Warum ist das Verstreichen der Frist so schlimm? 

Der Fachanwalt ist überzeugt, dass die Probleme sonst schon längst hätten aus der Welt geschafft werden können. „Bei einem solch massiven Eingriff in die Grundrechte“ – Picker bezieht sich dabei auf die Artikel 14 und 13 des Grundgesetzes – „wäre ein ordentliches verwaltungsrechtliches Verfahren wünschenswert gewesen.“

Wie werden die Eigentümer nun weiter vorgehen? 

Während der Anwalt jetzt „auf weitere Aufträge“ warte, machten die Eigentümer an anderer Stelle Nägel mit Köpfen: Einstimmig wurde die Vereinbarung getroffen, dass der Beirat, die Fachleute und einige weitere Eigentümer eine Art Krisenstab bilden, der punktuell, aber schlagkräftig ermächtigt und handlungsfähig ist, alle notwendigen Schritte für eine baldige Rückkehr in die Wohnungen einzuleiten. 

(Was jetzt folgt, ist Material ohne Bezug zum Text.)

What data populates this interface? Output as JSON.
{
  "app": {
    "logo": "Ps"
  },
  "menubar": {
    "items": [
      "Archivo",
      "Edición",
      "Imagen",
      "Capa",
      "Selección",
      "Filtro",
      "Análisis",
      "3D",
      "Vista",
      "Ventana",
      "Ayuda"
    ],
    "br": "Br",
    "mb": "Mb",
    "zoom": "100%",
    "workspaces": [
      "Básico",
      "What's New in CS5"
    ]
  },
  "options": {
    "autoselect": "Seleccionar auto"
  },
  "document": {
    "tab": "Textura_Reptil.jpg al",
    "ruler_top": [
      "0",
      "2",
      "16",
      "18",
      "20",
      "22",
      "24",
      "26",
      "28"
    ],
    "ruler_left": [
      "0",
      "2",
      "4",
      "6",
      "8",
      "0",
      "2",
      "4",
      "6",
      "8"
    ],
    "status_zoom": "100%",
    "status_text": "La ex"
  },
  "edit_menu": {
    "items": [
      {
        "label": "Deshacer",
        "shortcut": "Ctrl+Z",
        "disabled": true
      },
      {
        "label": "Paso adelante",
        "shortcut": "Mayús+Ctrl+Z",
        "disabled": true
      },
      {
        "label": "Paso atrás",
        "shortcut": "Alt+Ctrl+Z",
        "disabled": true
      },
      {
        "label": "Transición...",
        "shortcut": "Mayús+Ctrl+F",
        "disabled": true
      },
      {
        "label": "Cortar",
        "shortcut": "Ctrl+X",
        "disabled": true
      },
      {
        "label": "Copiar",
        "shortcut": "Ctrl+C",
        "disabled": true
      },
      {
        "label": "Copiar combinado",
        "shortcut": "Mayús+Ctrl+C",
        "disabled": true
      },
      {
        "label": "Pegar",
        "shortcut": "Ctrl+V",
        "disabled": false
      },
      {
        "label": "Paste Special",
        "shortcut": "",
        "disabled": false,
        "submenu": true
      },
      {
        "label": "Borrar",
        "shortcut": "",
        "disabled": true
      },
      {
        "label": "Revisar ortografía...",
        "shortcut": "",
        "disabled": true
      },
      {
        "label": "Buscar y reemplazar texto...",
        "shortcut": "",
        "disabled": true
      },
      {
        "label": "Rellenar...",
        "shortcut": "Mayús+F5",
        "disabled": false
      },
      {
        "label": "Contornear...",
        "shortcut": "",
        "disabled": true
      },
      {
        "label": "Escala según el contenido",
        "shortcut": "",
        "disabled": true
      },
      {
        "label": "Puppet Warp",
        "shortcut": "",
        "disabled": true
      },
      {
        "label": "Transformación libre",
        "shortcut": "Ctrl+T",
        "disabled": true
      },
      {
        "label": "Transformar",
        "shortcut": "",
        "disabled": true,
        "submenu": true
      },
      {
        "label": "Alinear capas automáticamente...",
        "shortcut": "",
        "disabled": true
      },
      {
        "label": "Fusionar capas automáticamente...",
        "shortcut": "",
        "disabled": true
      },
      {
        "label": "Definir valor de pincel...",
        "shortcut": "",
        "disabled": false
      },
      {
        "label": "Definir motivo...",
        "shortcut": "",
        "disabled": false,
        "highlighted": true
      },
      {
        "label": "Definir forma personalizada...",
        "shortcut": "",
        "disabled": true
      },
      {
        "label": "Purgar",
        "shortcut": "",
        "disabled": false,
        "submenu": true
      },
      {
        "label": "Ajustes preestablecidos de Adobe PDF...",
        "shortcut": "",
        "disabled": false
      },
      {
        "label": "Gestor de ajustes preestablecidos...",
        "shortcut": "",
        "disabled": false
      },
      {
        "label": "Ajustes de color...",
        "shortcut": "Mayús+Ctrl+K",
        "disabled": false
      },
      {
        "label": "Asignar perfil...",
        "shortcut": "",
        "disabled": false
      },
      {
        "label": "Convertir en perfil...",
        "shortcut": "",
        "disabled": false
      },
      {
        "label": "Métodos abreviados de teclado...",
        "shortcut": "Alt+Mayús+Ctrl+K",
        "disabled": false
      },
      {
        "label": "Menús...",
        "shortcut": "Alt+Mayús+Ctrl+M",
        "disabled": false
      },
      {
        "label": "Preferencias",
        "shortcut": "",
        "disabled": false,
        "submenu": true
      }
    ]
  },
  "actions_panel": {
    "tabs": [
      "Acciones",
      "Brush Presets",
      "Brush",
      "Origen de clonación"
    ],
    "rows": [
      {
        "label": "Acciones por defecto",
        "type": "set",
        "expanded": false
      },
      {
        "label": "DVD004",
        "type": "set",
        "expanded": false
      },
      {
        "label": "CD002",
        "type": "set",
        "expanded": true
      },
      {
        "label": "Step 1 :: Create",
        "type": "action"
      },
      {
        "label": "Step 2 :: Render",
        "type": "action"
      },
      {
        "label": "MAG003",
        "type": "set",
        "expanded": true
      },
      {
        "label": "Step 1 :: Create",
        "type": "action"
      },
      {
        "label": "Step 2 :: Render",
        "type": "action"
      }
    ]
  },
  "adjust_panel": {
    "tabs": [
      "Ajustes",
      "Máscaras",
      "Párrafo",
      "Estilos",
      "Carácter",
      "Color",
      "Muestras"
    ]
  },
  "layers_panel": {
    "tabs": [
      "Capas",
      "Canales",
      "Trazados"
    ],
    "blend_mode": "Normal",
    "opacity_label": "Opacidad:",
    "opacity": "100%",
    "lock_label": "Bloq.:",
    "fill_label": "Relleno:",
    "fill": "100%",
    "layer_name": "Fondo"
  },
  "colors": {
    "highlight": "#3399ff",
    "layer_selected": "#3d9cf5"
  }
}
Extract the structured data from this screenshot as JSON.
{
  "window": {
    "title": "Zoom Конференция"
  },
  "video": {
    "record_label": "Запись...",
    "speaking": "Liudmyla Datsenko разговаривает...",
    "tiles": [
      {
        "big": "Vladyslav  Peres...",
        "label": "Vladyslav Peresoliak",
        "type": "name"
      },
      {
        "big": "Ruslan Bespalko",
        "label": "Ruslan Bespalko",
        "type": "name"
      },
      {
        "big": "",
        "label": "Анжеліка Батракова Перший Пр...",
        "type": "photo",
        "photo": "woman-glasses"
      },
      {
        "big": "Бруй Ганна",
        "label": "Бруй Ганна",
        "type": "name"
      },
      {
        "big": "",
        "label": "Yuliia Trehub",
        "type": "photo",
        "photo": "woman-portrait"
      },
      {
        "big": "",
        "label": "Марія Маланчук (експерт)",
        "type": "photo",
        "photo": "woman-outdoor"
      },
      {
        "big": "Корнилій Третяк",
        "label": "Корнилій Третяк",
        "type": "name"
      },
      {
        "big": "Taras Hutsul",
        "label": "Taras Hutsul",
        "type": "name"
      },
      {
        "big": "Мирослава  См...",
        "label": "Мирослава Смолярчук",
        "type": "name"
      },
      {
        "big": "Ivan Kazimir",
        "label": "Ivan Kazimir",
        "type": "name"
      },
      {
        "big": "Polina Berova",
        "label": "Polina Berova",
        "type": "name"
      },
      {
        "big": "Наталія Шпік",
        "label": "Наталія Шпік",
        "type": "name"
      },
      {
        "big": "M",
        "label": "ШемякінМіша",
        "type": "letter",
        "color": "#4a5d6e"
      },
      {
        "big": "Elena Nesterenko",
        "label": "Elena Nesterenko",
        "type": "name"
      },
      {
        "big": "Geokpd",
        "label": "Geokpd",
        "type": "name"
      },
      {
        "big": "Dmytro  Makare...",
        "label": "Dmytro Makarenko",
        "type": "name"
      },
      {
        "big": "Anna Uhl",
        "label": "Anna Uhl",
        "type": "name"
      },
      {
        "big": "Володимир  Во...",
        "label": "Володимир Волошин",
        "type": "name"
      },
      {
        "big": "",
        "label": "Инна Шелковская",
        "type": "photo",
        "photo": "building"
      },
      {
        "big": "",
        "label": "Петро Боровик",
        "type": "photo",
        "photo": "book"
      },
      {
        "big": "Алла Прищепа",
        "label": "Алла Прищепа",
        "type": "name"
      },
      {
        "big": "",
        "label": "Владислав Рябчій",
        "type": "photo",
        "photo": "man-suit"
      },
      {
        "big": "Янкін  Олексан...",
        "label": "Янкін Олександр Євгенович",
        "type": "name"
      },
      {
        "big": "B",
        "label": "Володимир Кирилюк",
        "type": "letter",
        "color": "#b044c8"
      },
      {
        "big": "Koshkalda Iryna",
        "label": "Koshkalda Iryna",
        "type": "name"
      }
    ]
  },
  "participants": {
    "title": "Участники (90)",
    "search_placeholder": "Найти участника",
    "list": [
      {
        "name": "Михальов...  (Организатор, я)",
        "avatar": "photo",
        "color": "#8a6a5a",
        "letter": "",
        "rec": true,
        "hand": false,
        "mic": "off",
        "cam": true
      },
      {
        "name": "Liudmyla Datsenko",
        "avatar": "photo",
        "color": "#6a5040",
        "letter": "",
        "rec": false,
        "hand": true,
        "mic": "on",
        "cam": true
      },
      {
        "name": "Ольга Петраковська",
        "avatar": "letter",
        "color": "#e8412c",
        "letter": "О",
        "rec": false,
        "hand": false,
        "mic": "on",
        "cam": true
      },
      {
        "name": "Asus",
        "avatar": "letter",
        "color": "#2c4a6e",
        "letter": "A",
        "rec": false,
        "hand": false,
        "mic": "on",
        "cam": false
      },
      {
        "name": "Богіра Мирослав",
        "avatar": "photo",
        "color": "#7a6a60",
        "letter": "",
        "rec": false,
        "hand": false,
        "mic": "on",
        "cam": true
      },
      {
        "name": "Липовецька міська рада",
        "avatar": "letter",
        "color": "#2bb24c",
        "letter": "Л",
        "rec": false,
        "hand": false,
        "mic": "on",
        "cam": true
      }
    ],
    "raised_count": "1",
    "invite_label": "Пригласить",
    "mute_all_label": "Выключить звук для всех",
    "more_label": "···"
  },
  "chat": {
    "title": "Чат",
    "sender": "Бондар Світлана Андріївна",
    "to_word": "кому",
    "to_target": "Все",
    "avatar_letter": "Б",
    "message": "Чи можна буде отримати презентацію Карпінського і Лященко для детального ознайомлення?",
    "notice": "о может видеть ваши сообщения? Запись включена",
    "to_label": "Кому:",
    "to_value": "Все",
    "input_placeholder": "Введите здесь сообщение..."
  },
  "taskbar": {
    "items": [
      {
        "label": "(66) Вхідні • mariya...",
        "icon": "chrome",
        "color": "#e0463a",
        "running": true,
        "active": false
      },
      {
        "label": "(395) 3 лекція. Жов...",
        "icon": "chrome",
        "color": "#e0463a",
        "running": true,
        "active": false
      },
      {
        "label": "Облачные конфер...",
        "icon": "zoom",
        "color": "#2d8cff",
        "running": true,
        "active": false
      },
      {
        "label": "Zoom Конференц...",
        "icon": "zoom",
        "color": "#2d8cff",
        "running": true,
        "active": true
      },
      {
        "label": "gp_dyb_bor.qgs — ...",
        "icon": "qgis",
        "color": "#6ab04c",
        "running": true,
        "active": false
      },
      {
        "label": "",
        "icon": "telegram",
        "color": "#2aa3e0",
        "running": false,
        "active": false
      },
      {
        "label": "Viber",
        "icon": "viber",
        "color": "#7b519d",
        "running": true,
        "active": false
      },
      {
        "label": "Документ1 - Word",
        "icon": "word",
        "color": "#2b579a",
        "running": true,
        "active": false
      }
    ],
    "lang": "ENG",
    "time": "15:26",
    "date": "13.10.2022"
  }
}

Außerdem fanden sich Handwerker, die die anstehenden Aufgaben übernehmen werden. Zudem soll der Stab Gespräche mit den GSW, dem Stadtbetrieb Entwässerung sowie den Investoren und Bauherren der Turmarkaden führen, um das Wohnhaus ordentlich vom Gewerbebereich trennen zu können. Eine Aufgabe, die aufgrund der begonnen Abrissarbeiten an den Turmarkaden in jedem Fall anfällt, denn sämtliche Ver- und Entsorgungsleitungen des achtgeschossige Wohnhauses laufen durch einen Versorgungsraum in den Turmarkaden.